Le Monde Diplomatique

Vassalité


Par IGNACIO RAMONET

UN empire n'a pas d'alliés, il n'a que des vassaux. La plupart des Etats de l'Union européenne semblent avoir oublié cette réalité historique. Sous nos yeux, et sous les pressions de Washington, qui les contraint à s'enrôler dans sa guerre contre l'Irak, des pays en principe souverains se laissent ainsi réduire à la triste condition de satellites.

On s'est beaucoup demandé ce qui avait changé dans la politique internationale à la suite des attentats du 11 septembre 2001. Après la publication, le 20 septembre dernier, par l'administration américaine, d'un document définissant la nouvelle « stratégie nationale de sécurité des Etats-Unis (1) », on connaît la réponse. L'architecture géopolitique comporte désormais en son sommet une unique hyperpuissance, les Etats-Unis, qui « jouissent d'une force militaire sans égale » et qui n'hésiteront pas « à agir seuls, si nécessaire, pour exercer [leur] droit à l'autodéfense en agissant à titre préventif ». Une fois identifiée une « menace imminente », « l'Amérique interviendra avant même que la menace ne se concrétise ».

En clair, cette doctrine rétablit le droit à la « guerre préventive » que Hitler appliqua en 1941 contre l'Union soviétique, et le Japon, la même année, à Pearl Harbor contre les Etats-Unis... Elle efface également un principe fondamental du droit international, adopté lors du traité de Westphalie, en 1648, établissant qu'un Etat n'intervient pas, et surtout pas militairement, dans les affaires intérieures d'un autre Etat souverain (principe bafoué en 1999, lors de l'intervention de l'OTAN au Kosovo...).

Tout cela signifie que l'ordre international fondé en 1945, à l'issue de la seconde guerre mondiale, et régi par l'Organisation des Nations unies (ONU) vient de prendre fin. A la différence de la situation que le monde connut pendant une décennie, après la chute du mur de Berlin (1989), Washington assume désormais sans complexe sa position de « leader global ». Et le fait de surcroît avec mépris et arrogance. La condition d'empire, naguère considérée comme une accusation typique d'un « antiaméricanisme primaire », est ouvertement revendiquée par les faucons qui pullulent autour du président Bush.
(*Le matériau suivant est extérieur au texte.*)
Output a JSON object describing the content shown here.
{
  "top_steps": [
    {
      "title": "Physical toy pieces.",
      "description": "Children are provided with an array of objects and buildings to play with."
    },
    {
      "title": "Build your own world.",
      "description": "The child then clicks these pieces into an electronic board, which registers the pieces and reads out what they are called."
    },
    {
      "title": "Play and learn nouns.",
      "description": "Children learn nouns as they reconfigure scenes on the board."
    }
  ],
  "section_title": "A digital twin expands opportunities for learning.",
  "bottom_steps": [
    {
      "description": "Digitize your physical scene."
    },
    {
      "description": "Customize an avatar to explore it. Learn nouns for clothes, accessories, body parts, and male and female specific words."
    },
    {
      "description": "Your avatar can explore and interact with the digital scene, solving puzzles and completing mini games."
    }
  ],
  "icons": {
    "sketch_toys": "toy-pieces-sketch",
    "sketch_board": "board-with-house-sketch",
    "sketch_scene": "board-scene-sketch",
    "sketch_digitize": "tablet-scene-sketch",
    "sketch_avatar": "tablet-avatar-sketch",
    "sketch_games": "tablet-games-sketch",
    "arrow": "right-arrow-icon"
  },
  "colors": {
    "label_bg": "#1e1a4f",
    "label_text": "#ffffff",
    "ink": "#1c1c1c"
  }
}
A peine mentionnées dans le document du 20 septembre, les Nations unies sont en conséquence marginalisées, ou réduites à une chambre d'enregistrement devant s'incliner face aux décisions de Washington. Car un empire ne se plie à nulle loi qu'il n'ait promulguée. Sa loi se transforme en Loi universelle. Et faire respecter cette Loi par tous, au besoin par la force, devient sa « mission impériale ». La boucle étant ainsi bouclée.

Sans prendre forcément conscience du changement structurel en cours, beaucoup de dirigeants européens (au Royaume-Uni, Italie, Espagne, Pays-Bas, Portugal, Danemark, Suède...) adoptent déjà, à l'égard de l'empire américain, dans un réflexe de caniche, l'attitude de servile soumission qui sied aux fidèles vassaux. Bradant au passage indépendance nationale, souveraineté et démocratie. Mentalement, ils ont franchi la ligne qui sépare l'allié de l'inféodé, le partenaire de la marionnette. Ils implorent, si possible, après la victoire américaine, une goutte du pétrole irakien...
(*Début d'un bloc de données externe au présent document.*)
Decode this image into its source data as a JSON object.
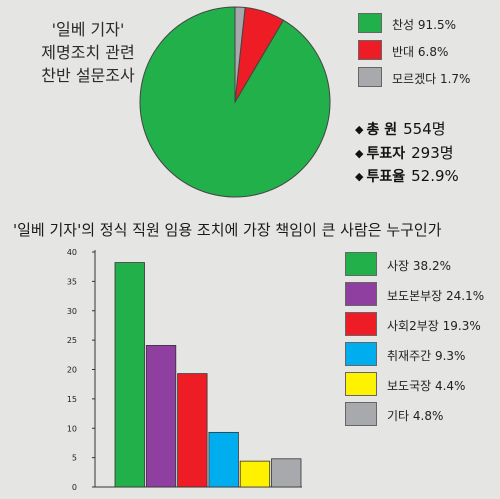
{
  "pie_title_lines": [
    "'일베 기자'",
    "제명조치 관련",
    "찬반 설문조사"
  ],
  "stats": [
    {
      "label": "총    원",
      "value": "554명"
    },
    {
      "label": "투표자",
      "value": "293명"
    },
    {
      "label": "투표율",
      "value": "52.9%"
    }
  ],
  "bar_title": "'일베 기자'의 정식 직원 임용 조치에 가장 책임이 큰 사람은 누구인가",
  "chart_data": [
    {
      "type": "pie",
      "slices": [
        {
          "label": "찬성 91.5%",
          "value": 91.5,
          "color": "#22b04a"
        },
        {
          "label": "반대 6.8%",
          "value": 6.8,
          "color": "#ee1c25"
        },
        {
          "label": "모르겠다 1.7%",
          "value": 1.7,
          "color": "#a7a9ac"
        }
      ],
      "legend_position": "right"
    },
    {
      "type": "bar",
      "categories": [
        "사장 38.2%",
        "보도본부장 24.1%",
        "사회2부장 19.3%",
        "취재주간 9.3%",
        "보도국장 4.4%",
        "기타 4.8%"
      ],
      "values": [
        38.2,
        24.1,
        19.3,
        9.3,
        4.4,
        4.8
      ],
      "colors": [
        "#22b04a",
        "#8e3fa0",
        "#ee1c25",
        "#00aeef",
        "#fff200",
        "#a7a9ac"
      ],
      "ylim": [
        0,
        40
      ],
      "yticks": [
        "0",
        "5",
        "10",
        "15",
        "20",
        "25",
        "30",
        "35",
        "40"
      ],
      "grid": false,
      "legend_position": "right"
    }
  ]
}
Car nul n'ignore que, au-delà des arguments avancés (2), l'un des buts principaux de la guerre annoncée contre l'Irak est effectivement le pétrole. Faire main basse sur les deuxièmes réserves mondiales d'hydrocarbures permettrait au président Bush de bouleverser entièrement le marché pétrolier planétaire. Sous protectorat américain, l'Irak pourrait rapidement doubler sa production de brut, ce qui aurait pour conséquence immédiate de faire chuter les prix du pétrole et, peut-être, de relancer la croissance aux Etats-Unis.
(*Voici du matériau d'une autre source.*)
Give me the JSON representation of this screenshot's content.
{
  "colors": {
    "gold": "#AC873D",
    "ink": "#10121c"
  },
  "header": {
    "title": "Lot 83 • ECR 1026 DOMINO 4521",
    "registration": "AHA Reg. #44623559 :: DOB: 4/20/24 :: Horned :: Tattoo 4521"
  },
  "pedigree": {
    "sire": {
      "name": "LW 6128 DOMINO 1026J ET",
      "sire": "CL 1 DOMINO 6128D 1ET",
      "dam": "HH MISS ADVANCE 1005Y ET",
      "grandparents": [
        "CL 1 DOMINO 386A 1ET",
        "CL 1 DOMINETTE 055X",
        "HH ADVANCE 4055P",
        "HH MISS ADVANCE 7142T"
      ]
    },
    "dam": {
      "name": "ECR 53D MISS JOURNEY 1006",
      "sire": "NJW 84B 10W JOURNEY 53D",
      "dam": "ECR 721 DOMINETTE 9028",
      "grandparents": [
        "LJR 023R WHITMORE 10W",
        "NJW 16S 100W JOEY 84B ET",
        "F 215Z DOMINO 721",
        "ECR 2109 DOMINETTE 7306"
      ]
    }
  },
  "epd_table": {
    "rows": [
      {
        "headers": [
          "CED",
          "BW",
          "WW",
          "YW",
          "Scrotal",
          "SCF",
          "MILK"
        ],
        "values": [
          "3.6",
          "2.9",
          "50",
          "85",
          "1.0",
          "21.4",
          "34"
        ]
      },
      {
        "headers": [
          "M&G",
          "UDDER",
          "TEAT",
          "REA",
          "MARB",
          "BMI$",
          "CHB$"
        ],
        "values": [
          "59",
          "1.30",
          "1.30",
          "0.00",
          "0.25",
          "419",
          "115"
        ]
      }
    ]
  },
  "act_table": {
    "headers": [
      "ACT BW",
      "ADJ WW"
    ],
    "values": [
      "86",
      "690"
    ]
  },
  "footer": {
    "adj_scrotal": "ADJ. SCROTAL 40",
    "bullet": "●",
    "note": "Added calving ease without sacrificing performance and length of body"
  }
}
Cela permettrait également de viser d'autres objectifs stratégiques.

En premier lieu, porter un coup très dur à l'une des bêtes noires de Washington, l'Organisation des pays exportateurs de pétrole (OPEP), et par ricochet à certains de ses pays membres, en particulier la Libye, l'Iran et le Venezuela (mais des pays amis ne seraient pas épargnés, comme le Mexique, l'Indonésie, le Nigeria ou l'Algérie...).

En second lieu, le contrôle du pétrole irakien favoriserait une prise de distance à l'égard de l'Arabie saoudite, de plus en plus considérée comme un sanctuaire de l'islamisme radical. Dans un (improbable) scénario wilsonien de remodelage de la carte du Proche-Orient (3), annoncé par le vice-président Richard Cheney, l'Arabie saoudite pourrait être démantelée et un émirat, sous protectorat américain, établi dans la riche province de Hassa, où sont situés les principaux gisements de pétrole et dont la population est majoritairement chiite.

Dans une telle perspective, le conflit contre l'Irak ne ferait que précéder, à courte échéance, une attaque contre l'Iran, pays déjà classé par M. Bush comme membre de l'« axe du Mal ». Les réserves iraniennes en hydrocarbures venant compléter le fabuleux butin dont compte s'emparer Washington dans cette première guerre de la nouvelle ère impériale...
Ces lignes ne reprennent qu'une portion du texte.